Reputation: 918
In these days I realized that there is an issue with my GUI created with Tkinter and the system display settings (scale option).
If you change the display resolution, it's ok, because the pixel are always the same, but if you change the scale, it affects only the widgets that use text inside them. Imagines can talk better than thousand words:
Below the code:
import tkinter as tk
import io
import tksvg
from lxml import etree
import ctypes
from sys import platform
# resolution fix:
if platform == "win32":
try:
ctypes.windll.shcore.SetProcessDpiAwareness(2) # windows >= 8.1
except:
ctypes.windll.user32.SetProcessDPIAware() # windows <= 8.0
# my free svg icon:
dic_tool_bar={"start":'<svg xmlns="http://www.w3.org/2000/svg" viewBox="0 0 384 512"><!--! Font Awesome Pro 6.3.0 by @fontawesome - https://fontawesome.com License - https://fontawesome.com/license (Commercial License) Copyright 2023 Fonticons, Inc. --><path d="M73 39c-14.8-9.1-33.4-9.4-48.5-.9S0 62.6 0 80V432c0 17.4 9.4 33.4 24.5 41.9s33.7 8.1 48.5-.9L361 297c14.3-8.7 23-24.2 23-41s-8.7-32.2-23-41L73 39z"/></svg>'}
# function to use svg icon in Tkinter:
def svg_to_image(source, fill=None, scale_to_width=None, scale_to_height=None, scale=1):
# parse xml data
root = etree.fromstring(source)
tree = etree.ElementTree(root)
# set path fill color if provided
if fill is not None:
root.attrib["fill"] = fill
imgdata = io.BytesIO()
tree.write(imgdata)
kw = {"data": imgdata.getvalue()}
if scale_to_width:
kw["scaletowidth"] = scale_to_width
if scale_to_height:
kw["scaletoheight"] = scale_to_height
if scale != 1:
kw["scale"] = scale
return tksvg.SvgImage(**kw)
class MainWindow:
def __init__(self):
self.parent=tk.Tk()
self.parent.title("TEST")
self.parent.minsize(350, 300)
self.icon_color="#484848"
self.default_font=("Segoe UI",9, "bold")
self.obj_tool_bar=ToolBar(self)
self.obj_tool_bar.pack(fill=tk.BOTH)
self.parent.mainloop()
class ToolBar(tk.Frame):
def __init__(self, mw):
super().__init__(mw.parent)
self["background"]="white"
self.default_font=mw.default_font
self.icon_color=mw.icon_color
self.columnconfigure(0, weight=1)
self.rowconfigure(1, weight=1)
self.name=tk.Label(self, anchor="w", background="white", text="TEST!!", font=(self.default_font))
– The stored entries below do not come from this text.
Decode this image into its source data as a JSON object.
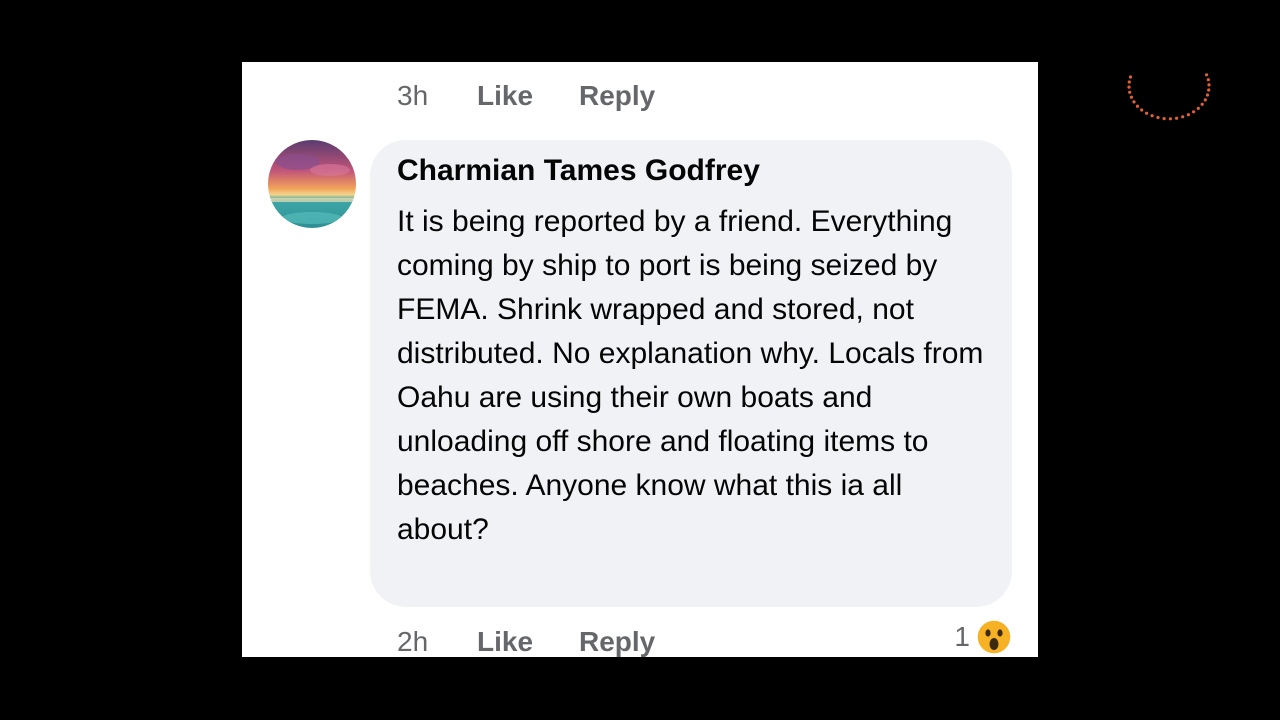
{
  "previous_comment": {
    "time": "3h",
    "like_label": "Like",
    "reply_label": "Reply"
  },
  "comment": {
    "author": "Charmian Tames Godfrey",
    "text": "It is being reported by a friend. Everything coming by ship to port is being seized by FEMA. Shrink wrapped and stored, not distributed. No explanation why. Locals from Oahu are using their own boats and unloading off shore and floating items to beaches. Anyone know what this ia all about?",
    "time": "2h",
    "like_label": "Like",
    "reply_label": "Reply",
    "reaction_count": "1",
    "reaction_icon": "wow-reaction-icon"
  },
  "colors": {
    "background": "#000000",
    "card": "#ffffff",
    "bubble": "#f0f2f5",
    "secondary_text": "#65676b",
    "primary_text": "#050505",
    "loader": "#e0603a"
  }
}
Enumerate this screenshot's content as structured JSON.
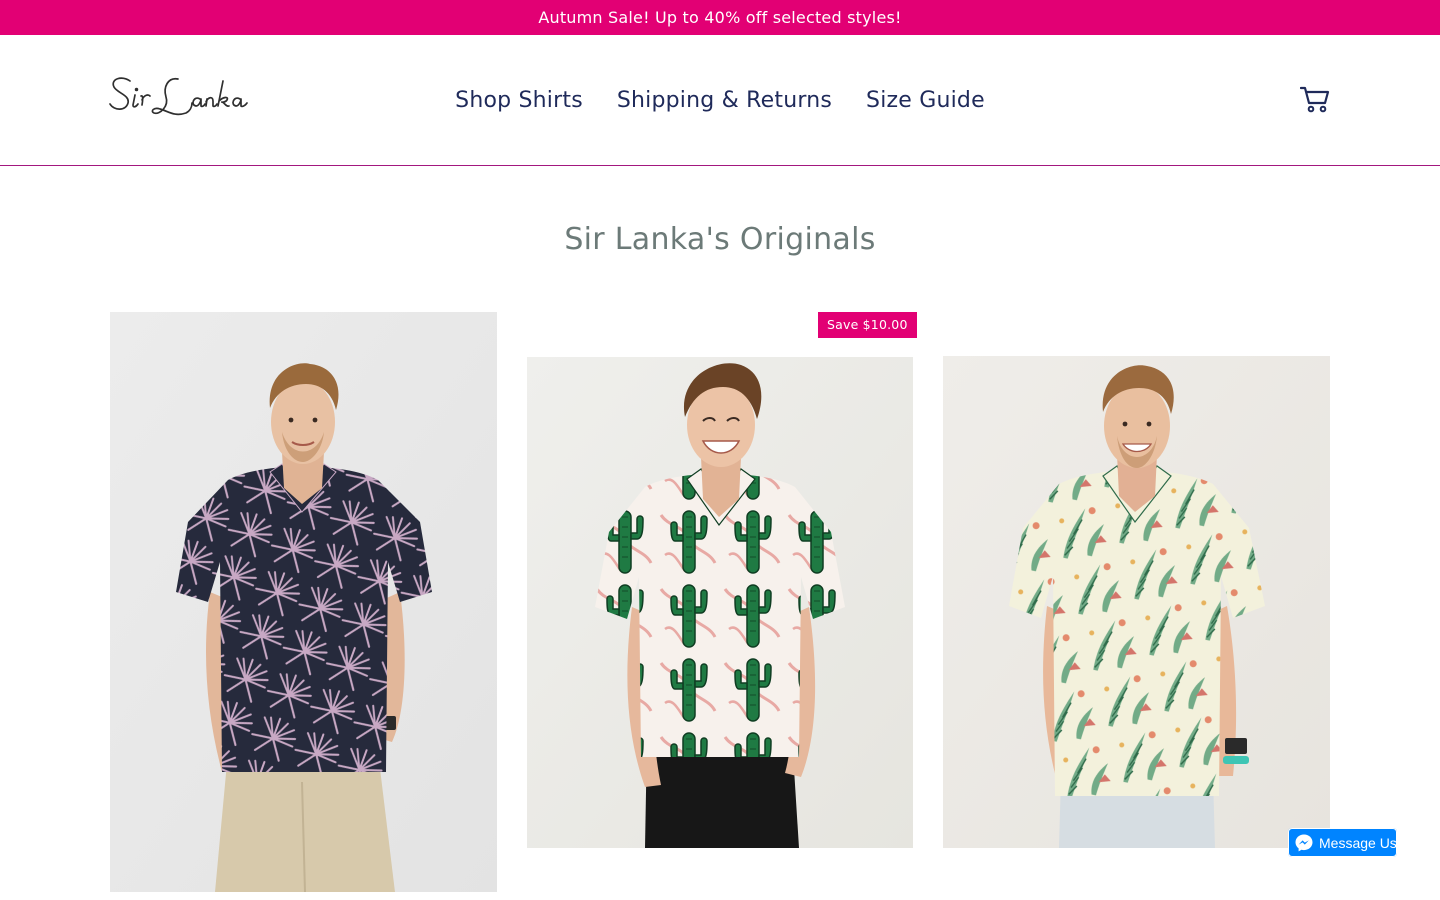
{
  "announcement": {
    "text": "Autumn Sale! Up to 40% off selected styles!"
  },
  "header": {
    "logo_text": "Sir Lanka",
    "nav": [
      {
        "label": "Shop Shirts"
      },
      {
        "label": "Shipping & Returns"
      },
      {
        "label": "Size Guide"
      }
    ],
    "cart_icon": "cart-icon"
  },
  "collection": {
    "title": "Sir Lanka's Originals",
    "products": [
      {
        "image": "man in navy shirt with pink palm-leaf print",
        "badge": ""
      },
      {
        "image": "young man in white shirt with green cactus print",
        "badge": "Save $10.00"
      },
      {
        "image": "man in cream shirt with green tropical leaf print",
        "badge": ""
      }
    ]
  },
  "messenger": {
    "label": "Message Us",
    "icon": "messenger-icon"
  },
  "colors": {
    "accent": "#e20074",
    "nav_text": "#1f2a5a",
    "title_text": "#6c7a78",
    "messenger_blue": "#0084ff"
  }
}
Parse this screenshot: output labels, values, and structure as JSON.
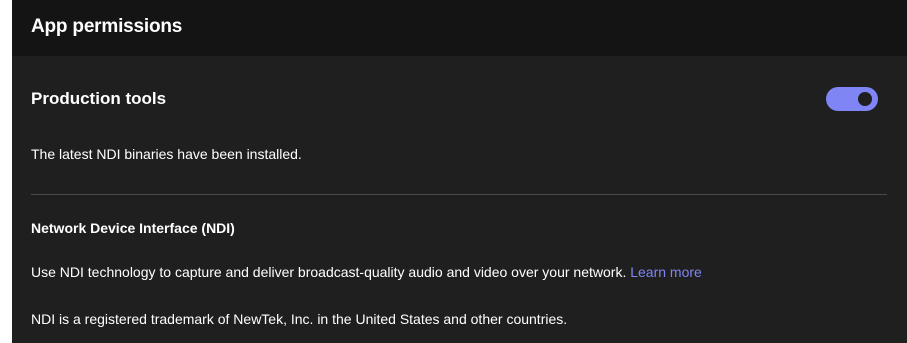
{
  "header": {
    "title": "App permissions"
  },
  "production_tools": {
    "title": "Production tools",
    "toggle_on": true,
    "status_text": "The latest NDI binaries have been installed."
  },
  "ndi": {
    "title": "Network Device Interface (NDI)",
    "description": "Use NDI technology to capture and deliver broadcast-quality audio and video over your network.",
    "learn_more_label": "Learn more",
    "trademark_text": "NDI is a registered trademark of NewTek, Inc. in the United States and other countries."
  },
  "colors": {
    "background": "#1f1f1f",
    "header_background": "#141414",
    "accent": "#7f85f5",
    "divider": "#4a4a4a",
    "text": "#ffffff"
  }
}
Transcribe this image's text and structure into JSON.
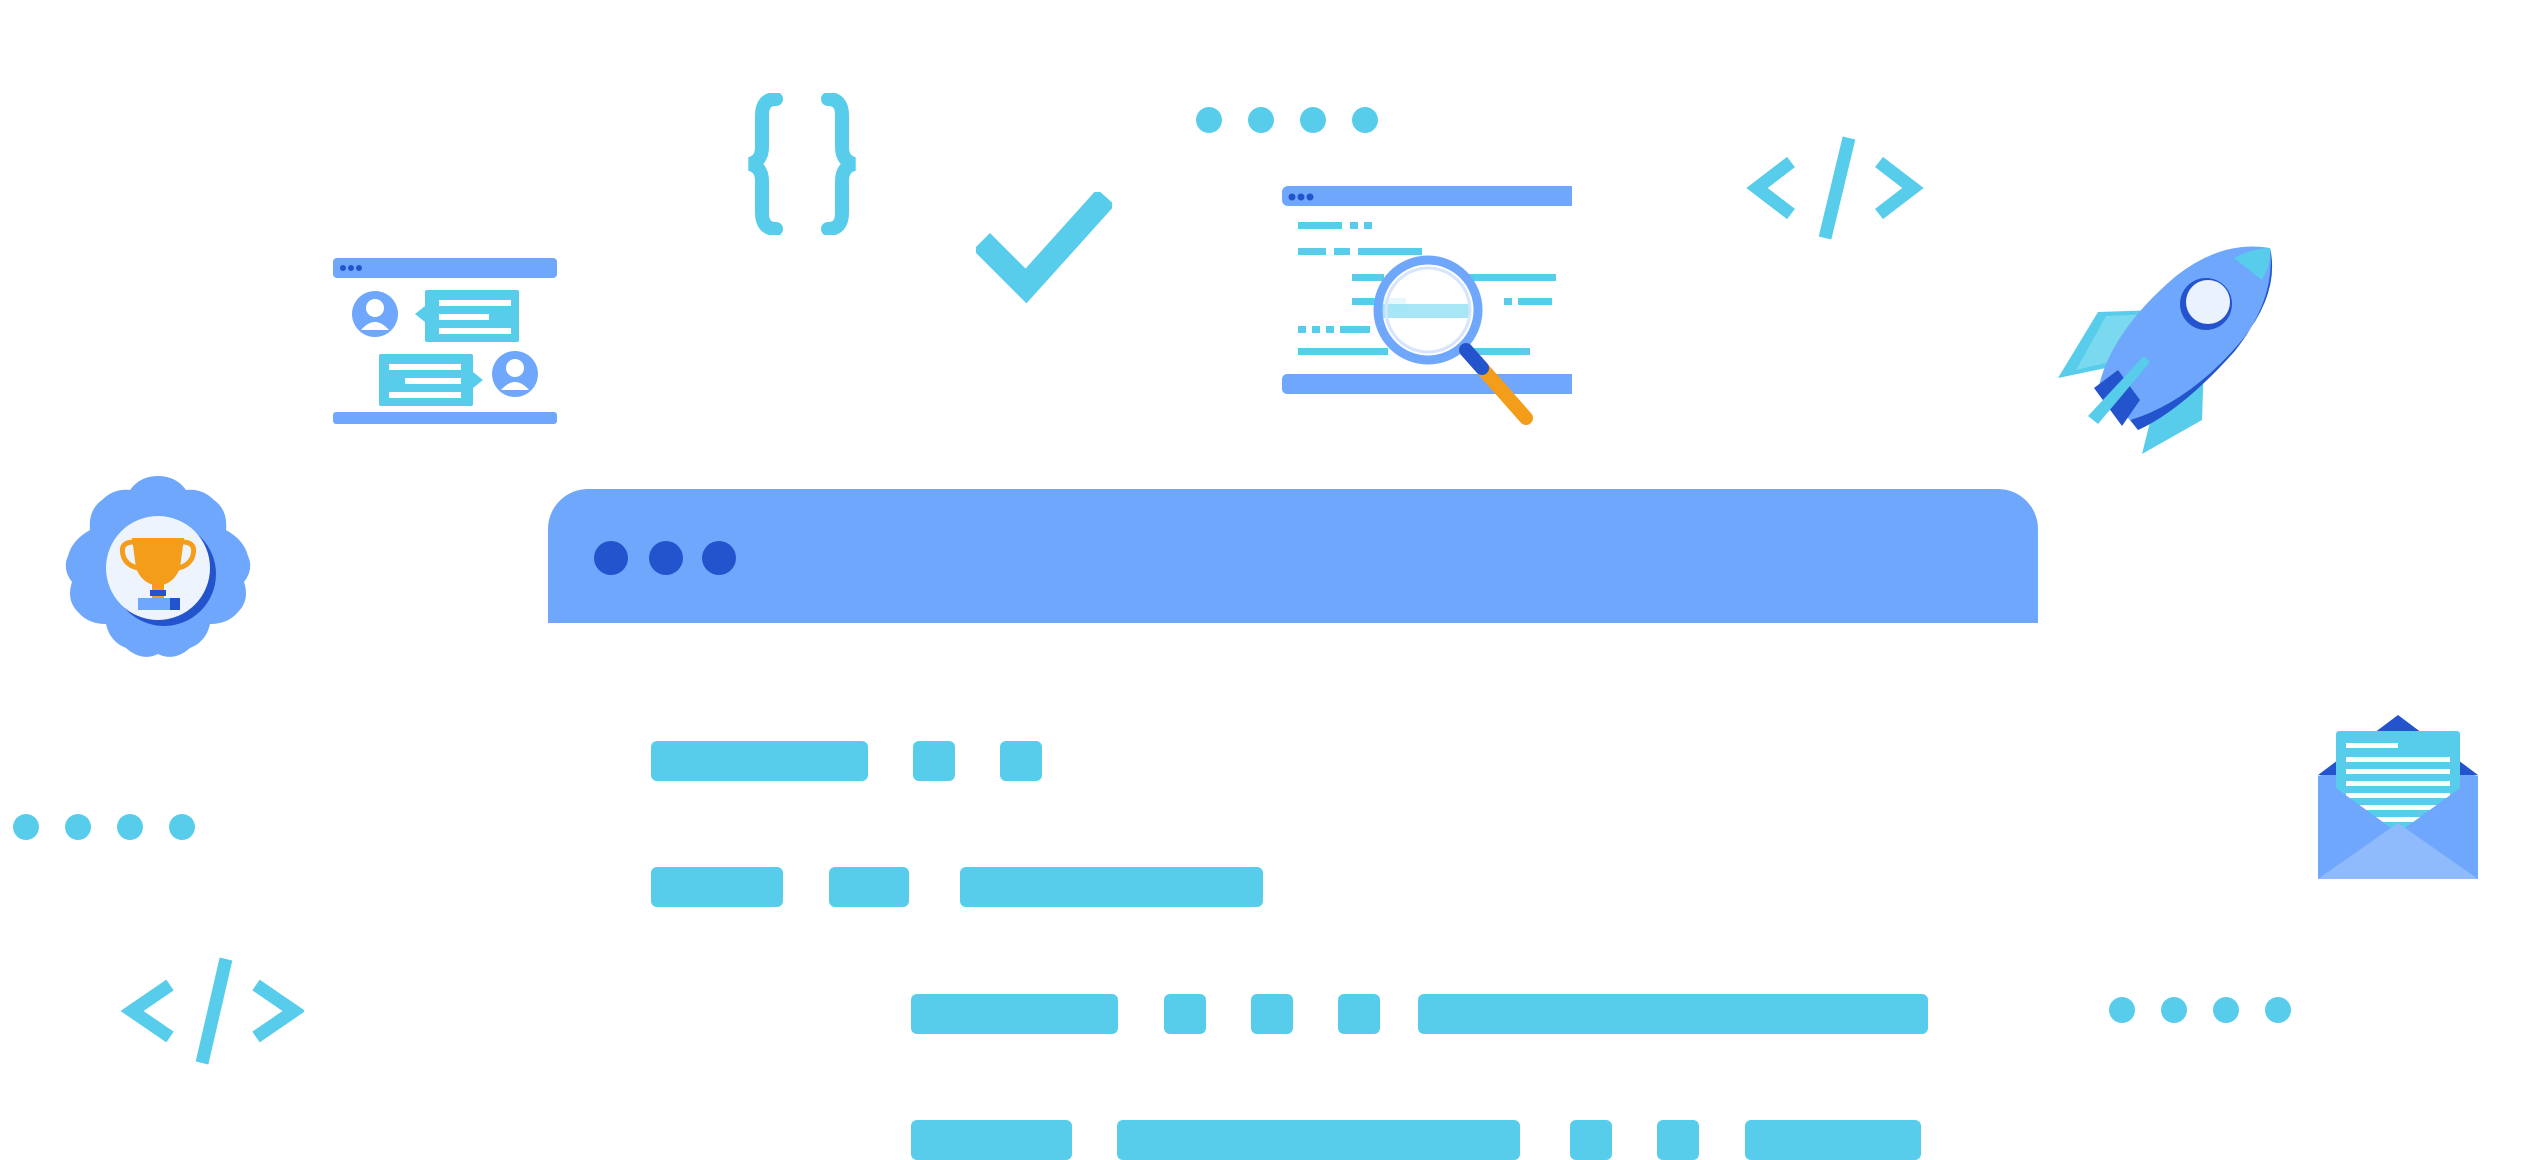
{
  "colors": {
    "primary_blue": "#6ea7fb",
    "dark_blue": "#2454cd",
    "cyan": "#57cdeb",
    "light_cyan": "#91e0f2",
    "orange": "#f39d1b",
    "white": "#ffffff"
  },
  "icons": [
    "chat-window-icon",
    "curly-braces-icon",
    "checkmark-icon",
    "dots-icon",
    "code-search-icon",
    "code-tag-icon",
    "rocket-icon",
    "award-badge-icon",
    "email-open-icon",
    "browser-window"
  ],
  "browser_window": {
    "traffic_dots": 3,
    "code_lines": [
      {
        "segments": 3
      },
      {
        "segments": 3
      },
      {
        "segments": 5
      },
      {
        "segments": 5
      }
    ]
  }
}
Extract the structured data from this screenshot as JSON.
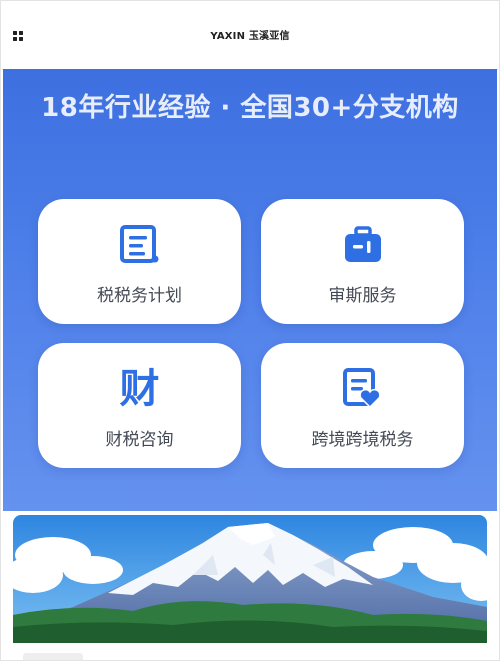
{
  "header": {
    "brand": "YAXIN 玉溪亚信",
    "menu_icon": "grid-icon"
  },
  "hero": {
    "title": "18年行业经验 · 全国30+分支机构"
  },
  "services": [
    {
      "label": "税税务计划",
      "icon": "document-icon"
    },
    {
      "label": "审斯服务",
      "icon": "briefcase-icon"
    },
    {
      "label": "财税咨询",
      "icon": "finance-char-icon",
      "icon_text": "财"
    },
    {
      "label": "跨境跨境税务",
      "icon": "document-heart-icon"
    }
  ],
  "banner": {
    "image": "mountain-landscape-image"
  },
  "colors": {
    "accent": "#2f6fe4",
    "hero_top": "#3d6fe0",
    "hero_bottom": "#6592ef",
    "label": "#444a55"
  }
}
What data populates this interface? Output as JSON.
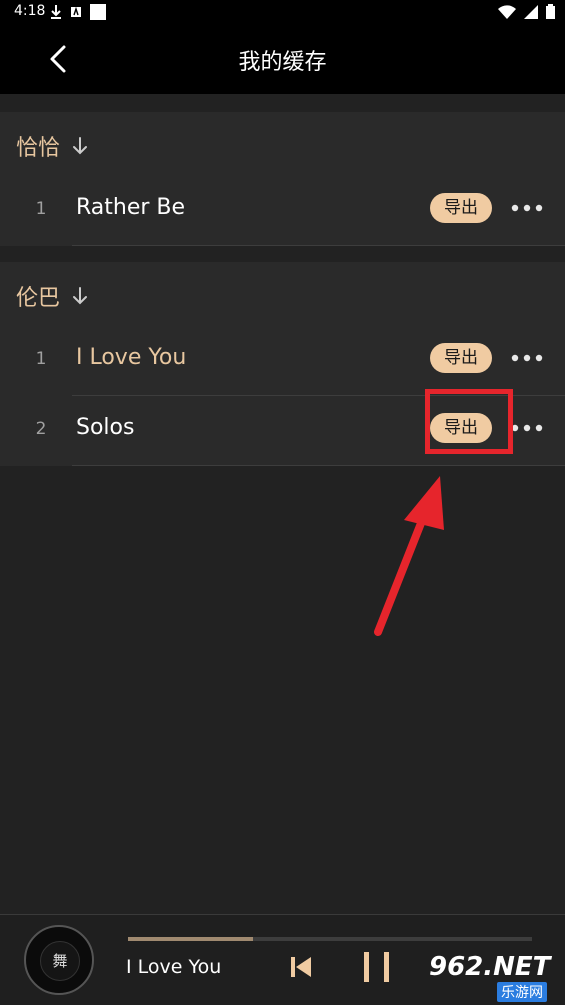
{
  "status_bar": {
    "time": "4:18"
  },
  "header": {
    "title": "我的缓存"
  },
  "sections": [
    {
      "name": "恰恰",
      "songs": [
        {
          "index": "1",
          "title": "Rather Be",
          "export_label": "导出"
        }
      ]
    },
    {
      "name": "伦巴",
      "songs": [
        {
          "index": "1",
          "title": "I Love You",
          "export_label": "导出",
          "playing": true
        },
        {
          "index": "2",
          "title": "Solos",
          "export_label": "导出"
        }
      ]
    }
  ],
  "player": {
    "now_playing": "I Love You",
    "progress": 0.31,
    "disc_label": "舞"
  },
  "watermark": {
    "brand": "962.NET",
    "sub": "乐游网"
  },
  "colors": {
    "accent": "#e8c7a0",
    "export_bg": "#f0cba2",
    "highlight": "#e6252c",
    "background": "#222222"
  }
}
self.border_up=tk.Frame(self, background="#bfbfbf", highlightthickness=0)
self.border_down=tk.Frame(self, background="#bfbfbf", highlightthickness=0)
self.start_logo=svg_to_image(dic_tool_bar["start"], fill=self.icon_color, scale=0.035)
self.start=tk.Button(self, relief="flat", borderwidth=0, background="white", activebackground="white", image=self.start_logo)
self.border_up.grid(column=0, row=0, sticky="new")
self.name.grid(column=0, row=1, sticky="nsw", padx=(4,4), pady=(2,2))
self.start.grid(column=0, row=1, sticky="ens", ipadx=4)
self.border_down.grid(column=0, row=2, sticky="sew")
# start
app=MainWindow()
How can I solve this issue? I saw other softwares (not written in Python) with a toolbar, and in all of them, with different kind of system scales, the icons resolution changed always properly. How can I reach the same behaviour with Tkinter?
In my example, I was thinking about to create a custom function to change the resolution of the self.start_logo
in according with the system scale option, but.. How? To do that, I need to get the system scale value or something like that, .. how can I do that? Do you have some advices?
Upvotes: 1
Views: 154
Reputation: 1121
Currently, the user can set the icon’s size manually using this command:
self.start_logo=svg_to_image(dic_tool_bar["start"], fill=self.icon_color, scale=0.035)
To automate the process, we can use the following function to determine the current DPI:
from PyQt5.QtWidgets import QApplication as QApp
def get_dpi():
dpi = 0
with QApp([]) as app:
dpi = app.screens()[0].physicalDotsPerInch()
return dpi
You can read more about QApplication in the docs and here - note that many examples use sys.argv, but a simple empty list (as shown above) works just fine.
Then you can update your call to use the dpi to figure out the scale. Assuming the value from your question, 0.035, corresponds to normal dpi, you could scale this value by the computed dpi as a fraction of the baseline.